Speaker
Description
Two-dimensional as well as 3-D electromagnetic calculations of transient magnetic field diffusion are compared to experimental results providing unique insight into the impact of pertinent parameters on the diffusion process. For simulation, the finite element method (FEM) is employed while a pulsed high magnetic field testbed operating at a peak current of 40 kA is utilized to generate experimental magnetic field diffusion data. The complexity of the diffusion of the transient magnetic field through the walls of conductive shielding structures is elucidated in detail. Most relevant is the diffusion condition where conductor thickness is on the order of one skin depth, a situation typical to many pulsed power systems.
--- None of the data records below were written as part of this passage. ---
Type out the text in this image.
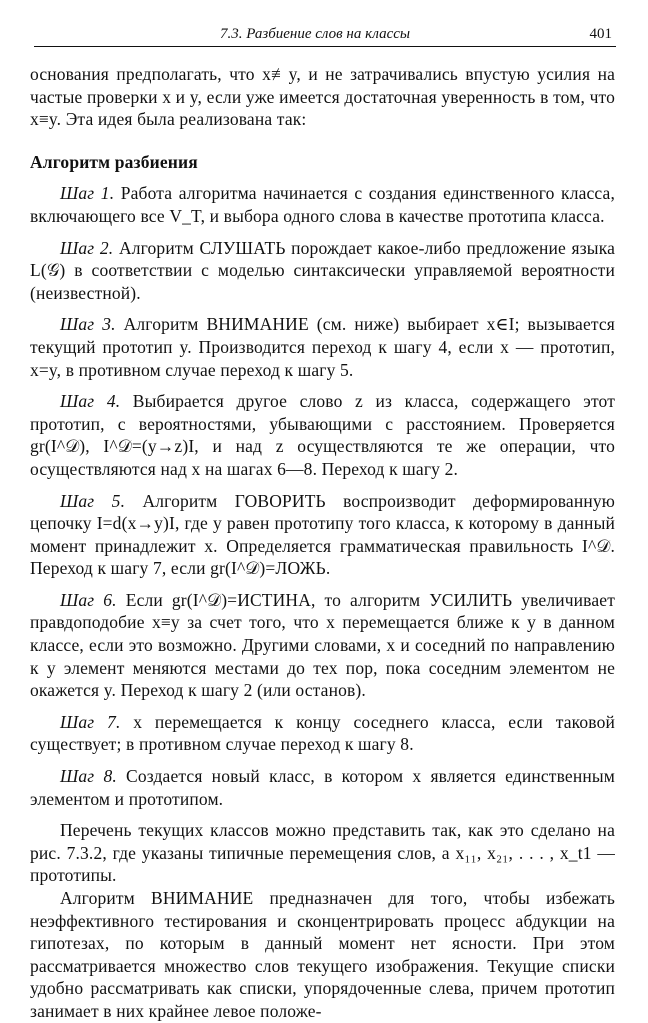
7.3. Разбиение слов на классы	401

основания предполагать, что x≢y, и не затрачивались впустую усилия на частые проверки x и y, если уже имеется достаточная уверенность в том, что x≡y. Эта идея была реализована так:

Алгоритм разбиения

Шаг 1. Работа алгоритма начинается с создания единственного класса, включающего все V_T, и выбора одного слова в качестве прототипа класса.

Шаг 2. Алгоритм СЛУШАТЬ порождает какое-либо предложение языка L(𝒢) в соответствии с моделью синтаксически управляемой вероятности (неизвестной).

Шаг 3. Алгоритм ВНИМАНИЕ (см. ниже) выбирает x∈I; вызывается текущий прототип y. Производится переход к шагу 4, если x — прототип, x=y, в противном случае переход к шагу 5.

Шаг 4. Выбирается другое слово z из класса, содержащего этот прототип, с вероятностями, убывающими с расстоянием. Проверяется gr(I^𝒟), I^𝒟=(y→z)I, и над z осуществляются те же операции, что осуществляются над x на шагах 6—8. Переход к шагу 2.

Шаг 5. Алгоритм ГОВОРИТЬ воспроизводит деформированную цепочку I=d(x→y)I, где y равен прототипу того класса, к которому в данный момент принадлежит x. Определяется грамматическая правильность I^𝒟. Переход к шагу 7, если gr(I^𝒟)=ЛОЖЬ.

Шаг 6. Если gr(I^𝒟)=ИСТИНА, то алгоритм УСИЛИТЬ увеличивает правдоподобие x≡y за счет того, что x перемещается ближе к y в данном классе, если это возможно. Другими словами, x и соседний по направлению к y элемент меняются местами до тех пор, пока соседним элементом не окажется y. Переход к шагу 2 (или останов).

Шаг 7. x перемещается к концу соседнего класса, если таковой существует; в противном случае переход к шагу 8.

Шаг 8. Создается новый класс, в котором x является единственным элементом и прототипом.

Перечень текущих классов можно представить так, как это сделано на рис. 7.3.2, где указаны типичные перемещения слов, а x₁₁, x₂₁, . . . , x_t1 — прототипы.

Алгоритм ВНИМАНИЕ предназначен для того, чтобы избежать неэффективного тестирования и сконцентрировать процесс абдукции на гипотезах, по которым в данный момент нет ясности. При этом рассматривается множество слов текущего изображения. Текущие списки удобно рассматривать как списки, упорядоченные слева, причем прототип занимает в них крайнее левое положе-
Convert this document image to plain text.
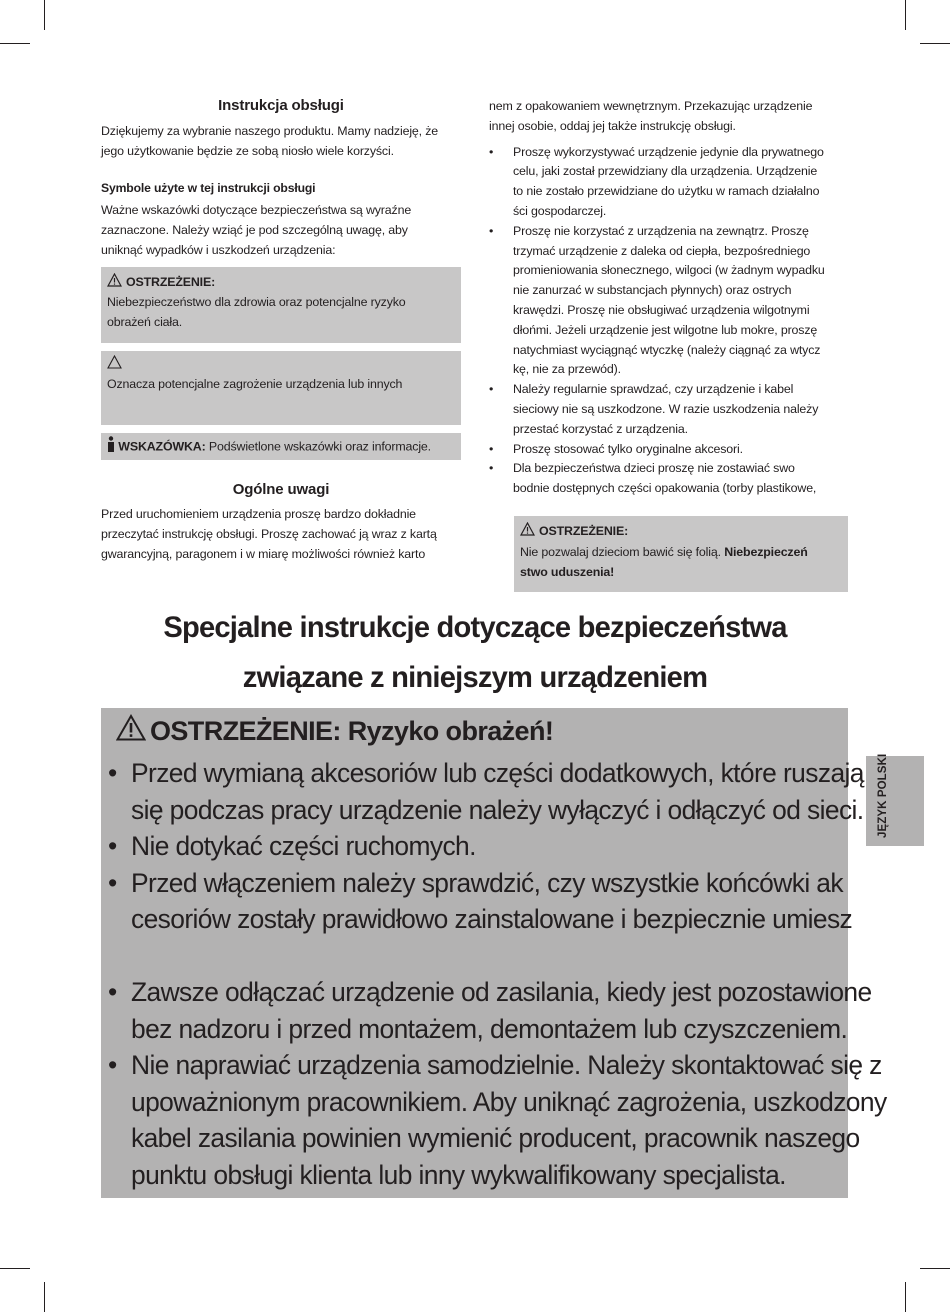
Instrukcja obsługi
Dziękujemy za wybranie naszego produktu. Mamy nadzieję, że
jego użytkowanie będzie ze sobą niosło wiele korzyści.
Symbole użyte w tej instrukcji obsługi
Ważne wskazówki dotyczące bezpieczeństwa są wyraźne
zaznaczone. Należy wziąć je pod szczególną uwagę, aby
uniknąć wypadków i uszkodzeń urządzenia:
OSTRZEŻENIE:
Niebezpieczeństwo dla zdrowia oraz potencjalne ryzyko
obrażeń ciała.
Oznacza potencjalne zagrożenie urządzenia lub innych
WSKAZÓWKA: Podświetlone wskazówki oraz informacje.
Ogólne uwagi
Przed uruchomieniem urządzenia proszę bardzo dokładnie
przeczytać instrukcję obsługi. Proszę zachować ją wraz z kartą
gwarancyjną, paragonem i w miarę możliwości również karto
nem z opakowaniem wewnętrznym. Przekazując urządzenie
innej osobie, oddaj jej także instrukcję obsługi.
• Proszę wykorzystywać urządzenie jedynie dla prywatnego
celu, jaki został przewidziany dla urządzenia. Urządzenie
to nie zostało przewidziane do użytku w ramach działalno
ści gospodarczej.
• Proszę nie korzystać z urządzenia na zewnątrz. Proszę
trzymać urządzenie z daleka od ciepła, bezpośredniego
promieniowania słonecznego, wilgoci (w żadnym wypadku
nie zanurzać w substancjach płynnych) oraz ostrych
krawędzi. Proszę nie obsługiwać urządzenia wilgotnymi
dłońmi. Jeżeli urządzenie jest wilgotne lub mokre, proszę
natychmiast wyciągnąć wtyczkę (należy ciągnąć za wtycz
kę, nie za przewód).
• Należy regularnie sprawdzać, czy urządzenie i kabel
sieciowy nie są uszkodzone. W razie uszkodzenia należy
przestać korzystać z urządzenia.
• Proszę stosować tylko oryginalne akcesori.
• Dla bezpieczeństwa dzieci proszę nie zostawiać swo
bodnie dostępnych części opakowania (torby plastikowe,
OSTRZEŻENIE:
Nie pozwalaj dzieciom bawić się folią. Niebezpieczeń
stwo uduszenia!
Specjalne instrukcje dotyczące bezpieczeństwa
związane z niniejszym urządzeniem
OSTRZEŻENIE: Ryzyko obrażeń!
• Przed wymianą akcesoriów lub części dodatkowych, które ruszają
się podczas pracy urządzenie należy wyłączyć i odłączyć od sieci.
• Nie dotykać części ruchomych.
• Przed włączeniem należy sprawdzić, czy wszystkie końcówki ak
cesoriów zostały prawidłowo zainstalowane i bezpiecznie umiesz
• Zawsze odłączać urządzenie od zasilania, kiedy jest pozostawione
bez nadzoru i przed montażem, demontażem lub czyszczeniem.
• Nie naprawiać urządzenia samodzielnie. Należy skontaktować się z
upoważnionym pracownikiem. Aby uniknąć zagrożenia, uszkodzony
kabel zasilania powinien wymienić producent, pracownik naszego
punktu obsługi klienta lub inny wykwalifikowany specjalista.
JĘZYK POLSKI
Any conductive structure subject to a time-varying magnetic field gives rise to an eddy current distribution in the conductor that opposes the incident field. This current distribution decays with a characteristic time constant, similar to that of a loop with inductance L and resistance R, resulting in a finite delay and attenuation of the diffused field. For practical geometries subject to highly divergent external magnetic fields, these complex induced current distributions are at best difficult to predict analytically and shielding performance even more so.
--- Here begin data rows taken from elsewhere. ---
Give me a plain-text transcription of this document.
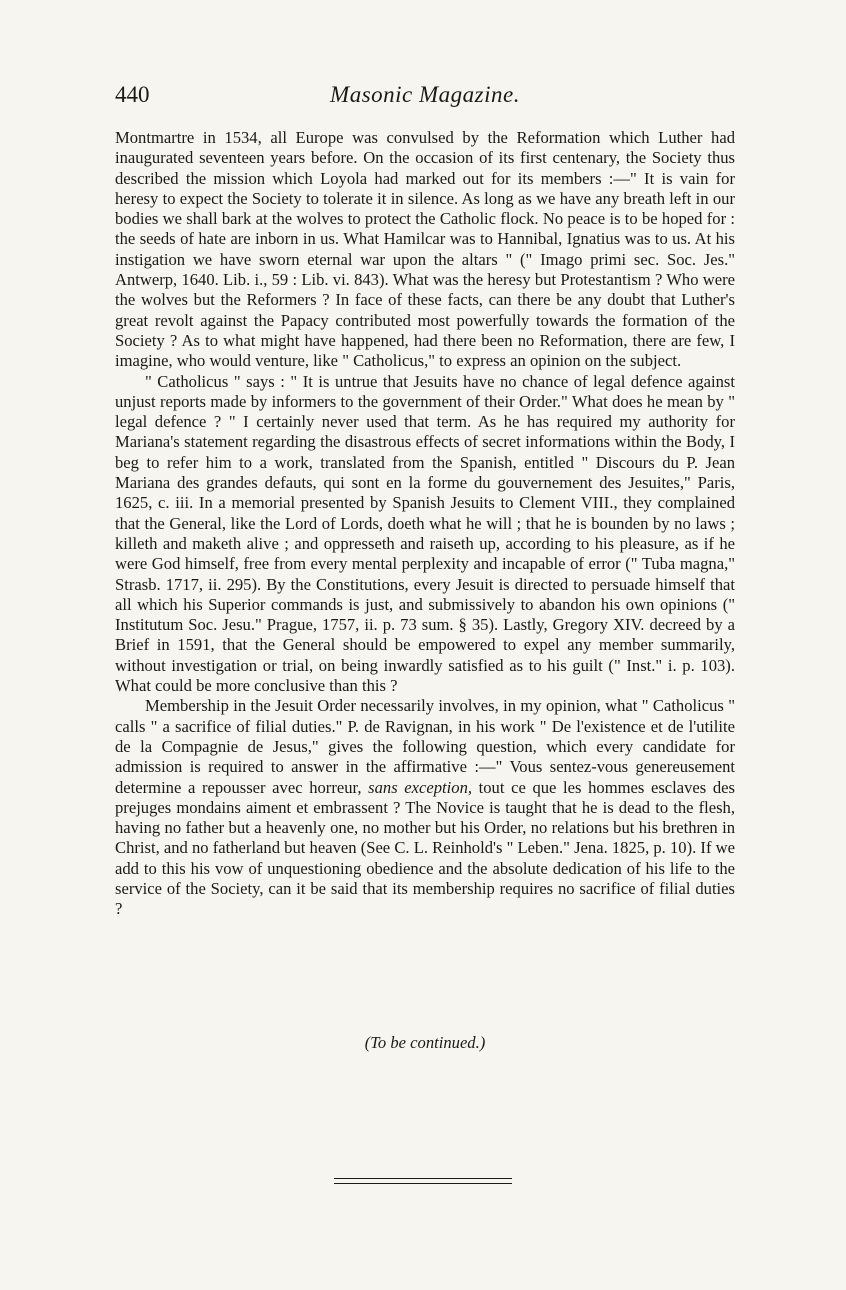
440	Masonic Magazine.

Montmartre in 1534, all Europe was convulsed by the Reformation which Luther had inaugurated seventeen years before. On the occasion of its first centenary, the Society thus described the mission which Loyola had marked out for its members :—" It is vain for heresy to expect the Society to tolerate it in silence. As long as we have any breath left in our bodies we shall bark at the wolves to protect the Catholic flock. No peace is to be hoped for : the seeds of hate are inborn in us. What Hamilcar was to Hannibal, Ignatius was to us. At his instigation we have sworn eternal war upon the altars " (" Imago primi sec. Soc. Jes." Antwerp, 1640. Lib. i., 59 : Lib. vi. 843). What was the heresy but Protestantism ? Who were the wolves but the Reformers ? In face of these facts, can there be any doubt that Luther's great revolt against the Papacy contributed most powerfully towards the formation of the Society ? As to what might have happened, had there been no Reformation, there are few, I imagine, who would venture, like " Catholicus," to express an opinion on the subject.

" Catholicus " says : " It is untrue that Jesuits have no chance of legal defence against unjust reports made by informers to the government of their Order." What does he mean by " legal defence ? " I certainly never used that term. As he has required my authority for Mariana's statement regarding the disastrous effects of secret informations within the Body, I beg to refer him to a work, translated from the Spanish, entitled " Discours du P. Jean Mariana des grandes defauts, qui sont en la forme du gouvernement des Jesuites," Paris, 1625, c. iii. In a memorial presented by Spanish Jesuits to Clement VIII., they complained that the General, like the Lord of Lords, doeth what he will ; that he is bounden by no laws ; killeth and maketh alive ; and oppresseth and raiseth up, according to his pleasure, as if he were God himself, free from every mental perplexity and incapable of error (" Tuba magna," Strasb. 1717, ii. 295). By the Constitutions, every Jesuit is directed to persuade himself that all which his Superior commands is just, and submissively to abandon his own opinions (" Institutum Soc. Jesu." Prague, 1757, ii. p. 73 sum. § 35). Lastly, Gregory XIV. decreed by a Brief in 1591, that the General should be empowered to expel any member summarily, without investigation or trial, on being inwardly satisfied as to his guilt (" Inst." i. p. 103). What could be more conclusive than this ?

Membership in the Jesuit Order necessarily involves, in my opinion, what " Catholicus " calls " a sacrifice of filial duties." P. de Ravignan, in his work " De l'existence et de l'utilite de la Compagnie de Jesus," gives the following question, which every candidate for admission is required to answer in the affirmative :—" Vous sentez-vous genereusement determine a repousser avec horreur, sans exception, tout ce que les hommes esclaves des prejuges mondains aiment et embrassent ? The Novice is taught that he is dead to the flesh, having no father but a heavenly one, no mother but his Order, no relations but his brethren in Christ, and no fatherland but heaven (See C. L. Reinhold's " Leben." Jena. 1825, p. 10). If we add to this his vow of unquestioning obedience and the absolute dedication of his life to the service of the Society, can it be said that its membership requires no sacrifice of filial duties ?

(To be continued.)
Clearly, the magnitude and direction of the diffused field are highly dependent on a variety of geometrical and material parameters, including wall thickness, conductivity, permeability, and excitation frequency. Further, conductive loading of a shielding structure’s internal volume will result in significant degradation of the shielding performance due to compression of the internal field. For instance, simulation of a cylindrical shielding geometry with a wall thickness of approximately one skin depth yielded a factor of five increase in the diffused field magnitude when the internal non-conductive volume is reduced by ninety percent. The introduction of imperfections, such as slots and holes, within the structure walls, is also considered.